What's new in containers for .NET 8

This article describes new features in containers for .NET 8.

Container images

The following changes have been made to .NET container images for .NET 8:

Non-root user

Images include a non-root user. This user makes the images non-root capable. To run as non-root, add the following line at the end of your Dockerfile (or a similar instruction in your Kubernetes manifests):

USER app

.NET 8 adds an environment variable for the UID for the non-root user, which is 1654. This environment variable is useful for the Kubernetes runAsNonRoot test, which requires that the container user be set via UID and not by name. This dockerfile shows an example usage.

The default port also changed from port 80 to 8080. To support this change, a new environment variable ASPNETCORE_HTTP_PORTS is available to make it easier to change ports. The variable accepts a list of ports, which is simpler than the format required by ASPNETCORE_URLS. If you change the port back to port 80 using one of these variables, you can't run as non-root.

For more information, see Default ASP.NET Core port changed from 80 to 8080 and New non-root 'app' user in Linux images.

Debian 12

The container images now use Debian 12 (Bookworm). Debian is the default Linux distro in the .NET container images.

For more information, see Debian container images upgraded to Debian 12.

Chiseled Ubuntu images

Chiseled Ubuntu images are available for .NET 8. Chiseled images have a reduced attacked surface because they're ultra-small, have no package manager or shell, and are non-root. This type of image is for developers who want the benefit of appliance-style computing.

Chiseled images do not support globalization, by default. extra images are provided, which include icu and tzdata packages.

For more information on globalization and containers, see Globalization Test App.

Build multi-platform container images

Docker supports using and building multi-platform images that work across multiple environments. .NET 8 introduces a new pattern that enables you to mix and match architectures with the .NET images you build. As an example, if you're using macOS and want to target an x64 cloud service in Azure, you can build the image by using the --platform switch as follows:

docker build --pull -t app --platform linux/amd64

The .NET SDK now supports $TARGETARCH values and the -a argument on restore. The following code snippet shows an example:

RUN dotnet restore -a $TARGETARCH

# Copy everything else and build app.
COPY aspnetapp/. .
RUN dotnet publish -a $TARGETARCH --self-contained false --no-restore -o /app

For more information, see the Improving multi-platform container support blog post.

ASP.NET composite images

As part of an effort to improve containerization performance, new ASP.NET Docker images are available that have a composite version of the runtime. This composite is built by compiling multiple CIL assemblies into a single ready-to-run (R2R) output binary. Because these assemblies are embedded into a single image, jitting takes less time, and the startup performance of apps improves. The other big advantage of the composite over the regular ASP.NET image is that the composite images have a smaller size on disk.

There is a caveat to be aware of. Since composites have multiple assemblies embedded into one, they have tighter version coupling. Apps can't use custom versions of framework or ASP.NET binaries.
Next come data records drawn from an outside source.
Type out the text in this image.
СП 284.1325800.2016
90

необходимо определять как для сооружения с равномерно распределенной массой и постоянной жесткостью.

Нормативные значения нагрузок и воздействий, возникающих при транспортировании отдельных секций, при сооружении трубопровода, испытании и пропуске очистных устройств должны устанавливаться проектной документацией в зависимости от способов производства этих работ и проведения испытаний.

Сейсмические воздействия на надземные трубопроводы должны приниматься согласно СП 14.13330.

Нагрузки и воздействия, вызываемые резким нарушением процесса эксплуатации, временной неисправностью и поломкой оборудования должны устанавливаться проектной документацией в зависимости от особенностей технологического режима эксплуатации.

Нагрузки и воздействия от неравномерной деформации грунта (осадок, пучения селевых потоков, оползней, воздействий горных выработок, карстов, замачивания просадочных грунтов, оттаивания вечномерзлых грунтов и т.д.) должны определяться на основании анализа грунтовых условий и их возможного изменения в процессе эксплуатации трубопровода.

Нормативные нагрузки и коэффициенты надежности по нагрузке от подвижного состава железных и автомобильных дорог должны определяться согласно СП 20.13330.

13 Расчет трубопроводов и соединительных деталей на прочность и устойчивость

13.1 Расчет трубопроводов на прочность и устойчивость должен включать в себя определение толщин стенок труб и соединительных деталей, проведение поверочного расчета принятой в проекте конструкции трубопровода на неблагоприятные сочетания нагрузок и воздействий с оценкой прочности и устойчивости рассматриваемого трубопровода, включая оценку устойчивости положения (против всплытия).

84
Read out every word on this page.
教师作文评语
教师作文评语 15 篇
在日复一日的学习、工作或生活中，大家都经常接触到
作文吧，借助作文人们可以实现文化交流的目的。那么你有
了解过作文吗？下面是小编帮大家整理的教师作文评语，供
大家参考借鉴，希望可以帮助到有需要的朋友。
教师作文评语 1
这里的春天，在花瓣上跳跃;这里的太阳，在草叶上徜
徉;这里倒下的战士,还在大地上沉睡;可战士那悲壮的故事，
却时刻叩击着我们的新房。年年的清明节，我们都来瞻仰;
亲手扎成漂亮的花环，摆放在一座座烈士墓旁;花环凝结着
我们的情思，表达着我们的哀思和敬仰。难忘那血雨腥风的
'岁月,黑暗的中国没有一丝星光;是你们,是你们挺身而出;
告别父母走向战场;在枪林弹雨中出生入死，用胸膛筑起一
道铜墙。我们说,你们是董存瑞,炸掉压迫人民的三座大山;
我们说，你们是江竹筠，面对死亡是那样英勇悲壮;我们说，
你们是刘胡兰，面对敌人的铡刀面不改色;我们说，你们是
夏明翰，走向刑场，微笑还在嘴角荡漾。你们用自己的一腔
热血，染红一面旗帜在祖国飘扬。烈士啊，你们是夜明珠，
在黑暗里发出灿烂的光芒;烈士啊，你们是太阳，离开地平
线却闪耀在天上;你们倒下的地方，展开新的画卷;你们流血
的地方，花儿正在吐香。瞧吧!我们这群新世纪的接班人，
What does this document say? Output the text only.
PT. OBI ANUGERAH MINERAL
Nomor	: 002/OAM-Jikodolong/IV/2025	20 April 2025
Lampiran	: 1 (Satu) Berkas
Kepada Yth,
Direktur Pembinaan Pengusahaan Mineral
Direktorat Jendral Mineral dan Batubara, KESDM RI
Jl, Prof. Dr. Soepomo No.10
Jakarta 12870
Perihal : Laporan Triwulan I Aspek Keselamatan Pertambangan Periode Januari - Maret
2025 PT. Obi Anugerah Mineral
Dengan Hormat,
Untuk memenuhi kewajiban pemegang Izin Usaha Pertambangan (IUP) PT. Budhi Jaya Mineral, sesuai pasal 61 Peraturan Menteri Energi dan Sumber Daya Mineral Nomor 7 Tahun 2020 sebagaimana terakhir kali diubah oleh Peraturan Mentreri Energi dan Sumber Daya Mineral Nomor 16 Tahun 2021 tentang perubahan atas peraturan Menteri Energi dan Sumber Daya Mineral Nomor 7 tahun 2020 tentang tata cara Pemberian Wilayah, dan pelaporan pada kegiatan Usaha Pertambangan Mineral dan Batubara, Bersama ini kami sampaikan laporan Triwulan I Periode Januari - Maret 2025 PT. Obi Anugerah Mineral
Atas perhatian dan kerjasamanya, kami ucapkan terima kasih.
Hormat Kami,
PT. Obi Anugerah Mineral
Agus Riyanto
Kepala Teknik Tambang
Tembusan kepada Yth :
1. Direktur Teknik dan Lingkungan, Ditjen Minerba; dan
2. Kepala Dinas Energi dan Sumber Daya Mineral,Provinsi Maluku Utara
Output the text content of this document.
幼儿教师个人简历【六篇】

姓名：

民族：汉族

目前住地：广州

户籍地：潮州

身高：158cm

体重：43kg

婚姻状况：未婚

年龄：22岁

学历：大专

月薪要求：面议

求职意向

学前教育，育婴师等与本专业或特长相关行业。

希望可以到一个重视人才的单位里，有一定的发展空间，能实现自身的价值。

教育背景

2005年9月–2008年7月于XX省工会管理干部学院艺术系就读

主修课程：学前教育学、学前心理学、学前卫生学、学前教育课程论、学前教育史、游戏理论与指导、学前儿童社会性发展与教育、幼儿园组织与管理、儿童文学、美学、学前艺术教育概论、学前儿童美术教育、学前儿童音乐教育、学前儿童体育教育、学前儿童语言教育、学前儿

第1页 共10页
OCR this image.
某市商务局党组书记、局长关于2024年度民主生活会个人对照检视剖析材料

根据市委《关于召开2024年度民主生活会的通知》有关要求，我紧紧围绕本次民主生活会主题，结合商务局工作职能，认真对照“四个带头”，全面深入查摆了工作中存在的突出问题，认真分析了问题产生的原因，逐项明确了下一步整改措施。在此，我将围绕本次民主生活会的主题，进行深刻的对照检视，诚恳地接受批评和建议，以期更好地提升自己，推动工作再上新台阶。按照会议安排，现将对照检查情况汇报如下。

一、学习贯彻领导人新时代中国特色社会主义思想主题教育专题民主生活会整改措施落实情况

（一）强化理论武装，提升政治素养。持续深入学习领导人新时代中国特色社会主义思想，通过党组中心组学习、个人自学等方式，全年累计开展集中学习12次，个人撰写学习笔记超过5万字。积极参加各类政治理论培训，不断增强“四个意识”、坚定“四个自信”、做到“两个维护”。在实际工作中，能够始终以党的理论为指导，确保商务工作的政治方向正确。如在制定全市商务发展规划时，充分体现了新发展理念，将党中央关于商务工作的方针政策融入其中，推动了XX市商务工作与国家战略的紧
Composite images are available for the Alpine Linux, Ubuntu ("jammy") Chiseled, and Mariner Distroless platforms from the mcr.microsoft.com/dotnet/aspnet repo. The tags are listed with the -composite suffix on the ASP.NET Docker page.

Container publishing

Generated-image defaults

dotnet publish can produce container images. It defaults to producing non-root images, which helps your apps stay secure-by-default. Change this default at any time by setting the ContainerUser propery, for example with root.

The default output container tag is now latest. This default is in line with other tooling in the containers space and makes containers easier to use in inner development loops.

Performance and compatibility

.NET 8 has improved performance for pushing containers to remote registries, especially Azure registries. Speedup comes from pushing layers in one operation and, for registries that don't support atomic uploads, a more reliable chunking mechanism.

These improvements also mean that more registries are supported: Harbor, Artifactory, Quay.io, and Podman.

Authentication

.NET 8 adds support for OAuth token exchange authentication (Azure Managed Identity) when pushing containers to registries. This support means that you can now push to registries like Azure Container Registry without any authentication errors. The following commands show an example publishing flow:

> az acr login -n <your registry name>
> dotnet publish -r linux-x64 -p PublishProfile=DefaultContainer

For more information containerizing .NET apps, see Containerize a .NET app with dotnet publish.

Publish to tar.gz archive

Starting in .NET 8, you can create a container directly as a tar.gz archive. This feature is useful if your workflow isn't straightforward and requires that you, for example, run a scanning tool over your images before pushing them. Once the archive is created, you can move it, scan it, or load it into a local Docker toolchain.

To publish to an archive, add the ContainerArchiveOutputPath property to your dotnet publish command, for example:

dotnet publish \
  -p PublishProfile=DefaultContainer \
  -p ContainerArchiveOutputPath=./images/sdk-container-demo.tar.gz

You can specify either a folder name or a path with a specific file name.